In the future, the growing demand for cobalt risks exacerbating these human rights failures. The World Bank Group predicts that the demand for cobalt will be four times as high as it is today by 2030. In terms of batteries themselves, the European Commission expects the global demand for batteries to be 14 times as high in 2030 as it was in 2018. If these numbers materialize without the necessary rules, procedures and infrastructure in place, they will overwhelm the capacity to monitor mines and where their products head, leaving many workers vulnerable and many mines unchecked.
Private companies have undertaken various endeavors to clean up their supply chains. The Renewable Cobalt Initiative (RCI), for example, aims to coordinate manufacturers’ efforts to guarantee that its cobalt is mined ethically. Established by the China Chamber of Commerce of Metals, Minerals and Chemicals Importers and Exporters (CCCMMC) in 2016, RCI comprises more than 30 companies in the technology industry, including Apple Inc., HP Inc. and Huawei.
That being said, in December 2019, the human rights firm International Rights Advocates filed a lawsuit against Apple, Alphabet, Dell, Microsoft and Tesla on behalf of 14 parents and children from the DCR. The firm accused the tech giants of “aiding and abetting” the sometimes mortal harm befalling mine workers in the DCR. It also claimed that the companies “reasonably should have known” that many of the mines in question employed children, often for the most dangerous tasks.

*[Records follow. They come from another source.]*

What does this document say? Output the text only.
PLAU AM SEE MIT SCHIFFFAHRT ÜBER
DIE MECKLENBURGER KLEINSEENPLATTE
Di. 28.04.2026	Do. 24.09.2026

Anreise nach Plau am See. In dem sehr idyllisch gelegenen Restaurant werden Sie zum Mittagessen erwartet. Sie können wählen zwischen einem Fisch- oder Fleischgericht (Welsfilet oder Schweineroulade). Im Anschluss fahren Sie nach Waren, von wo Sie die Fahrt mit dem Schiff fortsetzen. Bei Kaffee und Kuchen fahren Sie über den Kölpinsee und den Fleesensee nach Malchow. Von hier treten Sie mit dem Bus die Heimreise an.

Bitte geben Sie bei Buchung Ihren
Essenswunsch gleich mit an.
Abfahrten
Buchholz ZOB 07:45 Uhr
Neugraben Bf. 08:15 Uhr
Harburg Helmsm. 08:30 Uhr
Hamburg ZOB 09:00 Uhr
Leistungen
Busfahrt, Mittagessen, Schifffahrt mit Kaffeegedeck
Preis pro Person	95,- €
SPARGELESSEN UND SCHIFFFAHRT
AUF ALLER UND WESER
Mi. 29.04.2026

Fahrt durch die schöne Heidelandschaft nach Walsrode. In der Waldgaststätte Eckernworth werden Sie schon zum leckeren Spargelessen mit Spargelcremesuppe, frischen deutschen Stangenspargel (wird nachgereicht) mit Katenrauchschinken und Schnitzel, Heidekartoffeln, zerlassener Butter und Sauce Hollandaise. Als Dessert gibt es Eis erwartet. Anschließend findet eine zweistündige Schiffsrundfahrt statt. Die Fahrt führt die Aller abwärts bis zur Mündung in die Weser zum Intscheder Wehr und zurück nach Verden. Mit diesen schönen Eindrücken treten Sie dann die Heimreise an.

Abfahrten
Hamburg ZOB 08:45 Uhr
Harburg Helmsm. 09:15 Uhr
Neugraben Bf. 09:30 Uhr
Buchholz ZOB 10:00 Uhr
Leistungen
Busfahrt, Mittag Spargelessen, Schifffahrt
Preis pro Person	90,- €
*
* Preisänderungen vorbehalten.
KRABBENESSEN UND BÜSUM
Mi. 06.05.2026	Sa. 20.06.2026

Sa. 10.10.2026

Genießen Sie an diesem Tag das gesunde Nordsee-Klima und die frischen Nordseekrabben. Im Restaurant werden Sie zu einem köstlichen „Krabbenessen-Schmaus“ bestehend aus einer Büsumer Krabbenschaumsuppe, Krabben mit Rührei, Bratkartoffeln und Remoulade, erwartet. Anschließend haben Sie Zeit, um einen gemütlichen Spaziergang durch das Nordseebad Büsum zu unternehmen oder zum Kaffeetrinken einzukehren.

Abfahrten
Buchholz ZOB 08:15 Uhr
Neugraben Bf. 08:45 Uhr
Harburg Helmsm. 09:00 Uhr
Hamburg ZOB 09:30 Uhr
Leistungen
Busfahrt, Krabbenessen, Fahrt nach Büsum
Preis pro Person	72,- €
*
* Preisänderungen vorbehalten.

The five firms issued a motion in October 2020 to dismiss the complaint, contending that they did not know about infractions at these specific cobalt mines. Moreover, these firms claimed that the Trafficking Victims Protection Reauthorization Act (TVPRA) — under which they had been sued — did not cover workers pressured into subpar working conditions by economic necessity, only those pressured by the threat of violence.
Whether private initiatives are meaningful or just “window dressing” is difficult to know. Raising awareness of the issue and receiving firms’ commitments is a useful first step, but mere rhetoric will not raise the working conditions of Congolese miners; only substantive change will.
On the Way to Final Legislation
The EU’s proposed sustainable batteries regulation is a policy whose primary aim is to build up the EU’s domestic battery industry and lead the global transition to environmentally conscious production. But aside from these goals, the proposed legislation could also improve labor standards in the Congolese mining sector. By making importers and distributors responsible for ensuring that foreign-sourced materials meet environmental, social, and human rights standards, the regulation could trigger a change in cobalt mines’ monitoring and working conditions in the DRC. The final legislation is likely to look different from its current formulation as the European Parliament and the Council of the European Union have yet to present their reactions to the proposal. It nonetheless demonstrates that promoting human rights and promoting economic and environmental objectives are not mutually exclusive. In fact, they go hand in hand.